Après s'être intéressé à une commission parlementaire ("Le génie helvétique"), à la crise des subprimes ("Cleveland contre Wall Street"), au populisme façon Blocher et à l'opéra, Jean Stéphane Bron poursuit sa route avec un projet encore plus ambitieux: un voyage au coeur du cerveau humain, cet organe de 1,3 kilo composé de 70 milliards de neurones.
L'humanité est-elle vouée à être remplacée?
Alors que les chercheurs n'ont pas encore fini de découvrir tous ses secrets et mystères, les progrès dans le domaine de l’intelligence artificielle sont vertigineux et ouvrent toute une série de questions.
Pourra-t-on répliquer le cerveau biologique sur ordinateur? Les robots peuvent-ils avoir une conscience? Connaîtront-ils le plaisir et la souffrance? Seront-ils un jour capables de vivre sans nous? L'humanité n'est-elle qu'une étape de l'évolution? A qui profite cette course acharnée entre intelligence artificielle et intelligence humaine? Jusqu'où la science peut-elle transformer le monde?
Questions scientifiques, philosophiques et aussi politiques, selon Jean-Stéphane Bron. "Oui, politique car il y a des enjeux de pouvoir dans la science, notamment à travers les grandes sociétés privées. Les technologies que la science développe ont la capacité de modifier profondément nos vies. Mon film est un peu une méditation sur notre devenir commun."
"Cinq nouvelles du cerveau" interroge cinq scientifiques, quatre hommes et une femme, chacun à la pointe de son domaine, dont les recherches dessinent la carte d'un futur aussi fascinant qu'inquiétant.
Mon film est comme un documentaire de science-fiction qui prospecte loin à partir de ce qui se passe aujourd'hui dans les laboratoires. Chaque scientifique offre un scénario du futur.

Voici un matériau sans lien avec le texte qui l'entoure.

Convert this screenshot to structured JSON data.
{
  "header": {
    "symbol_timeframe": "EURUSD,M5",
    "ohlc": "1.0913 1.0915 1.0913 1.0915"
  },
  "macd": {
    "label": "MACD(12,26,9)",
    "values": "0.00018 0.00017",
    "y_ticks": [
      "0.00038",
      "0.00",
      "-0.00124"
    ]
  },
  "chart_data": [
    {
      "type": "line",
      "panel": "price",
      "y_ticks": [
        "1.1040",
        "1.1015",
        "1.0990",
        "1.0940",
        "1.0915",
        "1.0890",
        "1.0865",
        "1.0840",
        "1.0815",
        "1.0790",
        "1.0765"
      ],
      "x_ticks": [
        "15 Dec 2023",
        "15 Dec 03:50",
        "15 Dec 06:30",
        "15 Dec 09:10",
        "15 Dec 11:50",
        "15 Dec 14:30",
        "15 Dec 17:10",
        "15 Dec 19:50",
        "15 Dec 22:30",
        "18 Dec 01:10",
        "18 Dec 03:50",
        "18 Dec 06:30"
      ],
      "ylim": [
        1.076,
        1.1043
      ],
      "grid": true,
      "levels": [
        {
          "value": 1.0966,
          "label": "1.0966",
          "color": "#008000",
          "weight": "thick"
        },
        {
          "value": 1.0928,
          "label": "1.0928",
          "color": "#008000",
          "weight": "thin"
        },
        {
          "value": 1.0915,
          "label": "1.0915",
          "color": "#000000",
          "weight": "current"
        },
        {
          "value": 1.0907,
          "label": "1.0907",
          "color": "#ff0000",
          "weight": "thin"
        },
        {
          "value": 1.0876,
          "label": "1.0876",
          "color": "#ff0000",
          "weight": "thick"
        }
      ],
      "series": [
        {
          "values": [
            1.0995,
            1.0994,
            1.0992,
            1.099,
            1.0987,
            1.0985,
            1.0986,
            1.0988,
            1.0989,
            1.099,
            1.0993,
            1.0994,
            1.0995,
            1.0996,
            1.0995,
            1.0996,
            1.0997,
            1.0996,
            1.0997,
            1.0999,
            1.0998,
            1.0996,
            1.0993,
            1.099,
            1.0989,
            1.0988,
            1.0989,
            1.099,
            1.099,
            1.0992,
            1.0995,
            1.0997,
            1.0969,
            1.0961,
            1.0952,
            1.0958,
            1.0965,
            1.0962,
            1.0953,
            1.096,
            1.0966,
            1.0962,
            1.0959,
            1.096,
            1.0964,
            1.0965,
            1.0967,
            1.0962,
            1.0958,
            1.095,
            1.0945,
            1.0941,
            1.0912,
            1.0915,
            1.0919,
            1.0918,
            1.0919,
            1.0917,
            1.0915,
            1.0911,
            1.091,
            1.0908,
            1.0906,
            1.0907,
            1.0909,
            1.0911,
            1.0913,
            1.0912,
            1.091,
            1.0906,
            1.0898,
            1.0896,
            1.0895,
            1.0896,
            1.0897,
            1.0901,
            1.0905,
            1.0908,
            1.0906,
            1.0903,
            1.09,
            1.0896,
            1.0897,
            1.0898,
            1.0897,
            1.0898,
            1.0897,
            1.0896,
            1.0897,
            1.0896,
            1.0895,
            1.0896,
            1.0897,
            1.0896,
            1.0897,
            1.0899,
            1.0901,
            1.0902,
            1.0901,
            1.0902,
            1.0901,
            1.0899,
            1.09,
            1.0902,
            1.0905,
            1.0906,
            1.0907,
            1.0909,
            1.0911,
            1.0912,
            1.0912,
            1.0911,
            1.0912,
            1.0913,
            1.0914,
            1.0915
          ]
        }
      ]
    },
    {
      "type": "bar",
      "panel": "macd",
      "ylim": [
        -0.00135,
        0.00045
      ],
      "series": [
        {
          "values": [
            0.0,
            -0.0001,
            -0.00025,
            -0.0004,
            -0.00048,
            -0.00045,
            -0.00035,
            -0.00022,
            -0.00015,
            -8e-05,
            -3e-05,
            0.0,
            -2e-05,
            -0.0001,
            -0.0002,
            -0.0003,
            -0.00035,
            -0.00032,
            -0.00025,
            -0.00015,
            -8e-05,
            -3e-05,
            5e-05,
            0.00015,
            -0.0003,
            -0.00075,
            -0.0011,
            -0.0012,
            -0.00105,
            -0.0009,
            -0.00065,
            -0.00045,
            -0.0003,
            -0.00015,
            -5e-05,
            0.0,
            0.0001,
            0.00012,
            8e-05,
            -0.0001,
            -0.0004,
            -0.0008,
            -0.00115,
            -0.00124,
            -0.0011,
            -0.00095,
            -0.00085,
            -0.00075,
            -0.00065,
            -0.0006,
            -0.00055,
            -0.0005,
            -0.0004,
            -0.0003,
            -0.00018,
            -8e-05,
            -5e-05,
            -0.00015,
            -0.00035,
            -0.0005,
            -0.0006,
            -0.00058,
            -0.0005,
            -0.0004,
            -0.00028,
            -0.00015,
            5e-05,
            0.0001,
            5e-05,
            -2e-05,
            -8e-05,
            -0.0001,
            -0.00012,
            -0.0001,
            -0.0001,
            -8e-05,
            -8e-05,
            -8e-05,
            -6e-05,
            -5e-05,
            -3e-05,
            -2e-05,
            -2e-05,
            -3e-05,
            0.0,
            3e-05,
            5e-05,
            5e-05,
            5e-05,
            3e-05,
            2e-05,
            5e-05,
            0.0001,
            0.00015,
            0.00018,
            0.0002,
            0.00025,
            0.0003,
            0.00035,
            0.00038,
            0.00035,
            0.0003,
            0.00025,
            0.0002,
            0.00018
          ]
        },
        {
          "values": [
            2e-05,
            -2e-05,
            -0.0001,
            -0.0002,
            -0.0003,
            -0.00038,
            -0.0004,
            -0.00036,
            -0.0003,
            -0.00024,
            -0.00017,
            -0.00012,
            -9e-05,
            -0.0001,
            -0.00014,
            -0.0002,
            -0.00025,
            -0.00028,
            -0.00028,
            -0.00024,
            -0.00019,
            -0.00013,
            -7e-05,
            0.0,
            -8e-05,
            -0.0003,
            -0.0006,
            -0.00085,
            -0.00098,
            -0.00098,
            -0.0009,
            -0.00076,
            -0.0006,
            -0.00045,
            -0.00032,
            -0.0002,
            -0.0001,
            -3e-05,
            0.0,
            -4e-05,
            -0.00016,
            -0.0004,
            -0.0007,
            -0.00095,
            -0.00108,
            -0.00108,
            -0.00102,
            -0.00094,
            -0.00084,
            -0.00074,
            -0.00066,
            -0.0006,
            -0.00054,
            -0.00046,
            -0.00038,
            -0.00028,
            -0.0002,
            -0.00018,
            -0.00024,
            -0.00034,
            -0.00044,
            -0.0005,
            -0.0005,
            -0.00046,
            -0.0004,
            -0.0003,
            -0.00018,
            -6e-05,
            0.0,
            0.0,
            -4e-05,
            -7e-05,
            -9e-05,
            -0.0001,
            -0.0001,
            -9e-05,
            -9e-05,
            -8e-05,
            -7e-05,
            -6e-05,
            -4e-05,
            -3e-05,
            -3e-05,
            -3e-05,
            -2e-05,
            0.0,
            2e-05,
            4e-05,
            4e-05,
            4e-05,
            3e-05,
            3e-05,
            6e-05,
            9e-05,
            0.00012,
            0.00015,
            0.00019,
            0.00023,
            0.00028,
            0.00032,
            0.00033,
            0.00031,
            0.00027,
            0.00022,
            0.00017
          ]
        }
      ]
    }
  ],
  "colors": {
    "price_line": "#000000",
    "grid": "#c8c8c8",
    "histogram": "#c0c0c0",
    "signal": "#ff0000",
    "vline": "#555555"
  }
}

Un sixième oeil, celui du psychiatre Serge Tisseron, complète cette galerie d'intervenants. Et en bon psychanalyste, il se demande s'il est bien nécessaire "de fabriquer une nouvelle catégorie de créatures aussi malheureuses que les humains".
Dialogues et intimité
Mais Jean-Stéphane Bron ne se contente pas d'aligner les entretiens, il prend soin de les organiser en écho les uns avec les autres et surtout de montrer ses interlocuteurs dans des situations intimes ou en interaction avec leur milieu quotidien ou familier.
Le film s’ouvre d'ailleurs sur l’histoire d’un père et de son fils. Le père, Alexandre Pouget, professeur en neurosciences computationnelles à l'Université de Genève, est convaincu que dans un proche avenir les robots seront non seulement capables d'exprimer des émotions, mais qu'ils pourront agir selon ces émotions. Pour lui, l'humanité n'est qu'une étape dans l'évolution. Son fils, Hadrien, jeune chercheur en IA à Oxford, craint les conséquences d’un tel projet. Entre le père et le fils, s'établit un dialogue à la fois passionnant et émotionnel.
Parmi les intervenants, il y le neuroscientifique américain Christof Koch, qui se demande comment le cerveau humain, la machine la plus complexe du monde, permet l'expérience de la conscience alors que son chien bien-aimé est en train de mourir. En a-t-il conscience?
Il y a aussi David Rudrauf, professeur de psychologie à l'Université de Genève et docteur en neurosciences, qui défend une vision transhumaniste. Convaincu que la race humaine est condamnée à disparaître, il souhaite "semer une petite graine", transmettre notre patrimoine à des robots qui pourraient coloniser l'univers.
Il y a encore Niels Birbaumer et son patient Félix, atteint du syndrome d'enfermement, immobilisé suite à un accident cérébral, alors que ses capacités cognitives et émotionnelles sont intactes. Le scientifique met en garde contre l'utilisation de ses recherches sur le cerveau à des fins politiques ou commerciales.
Enfin, il y a Aude Billard, physicienne suisse, professeur de robotique à l'EPFL, qui pense que si les machines peuvent faire le travail des humains, "c'est principalement parce qu'on traite les gens comme des machines".
La même explique combien il est difficile de reproduire une simple main. "Pour Anne Billard, le plus grand danger est peut-être notre propre robotisation, notre aliénation aux machines, une sorte de servitude volontaire comme le disait La Boétie", précise Jean-Stéphane Bron qui rappelle que toutes les fascinations ou inquiétudes qui animent son documentaire étaient déjà présentes dans l'Antiquité, à cette seule différence qu'aujourd'hui, elles sont rendues possibles.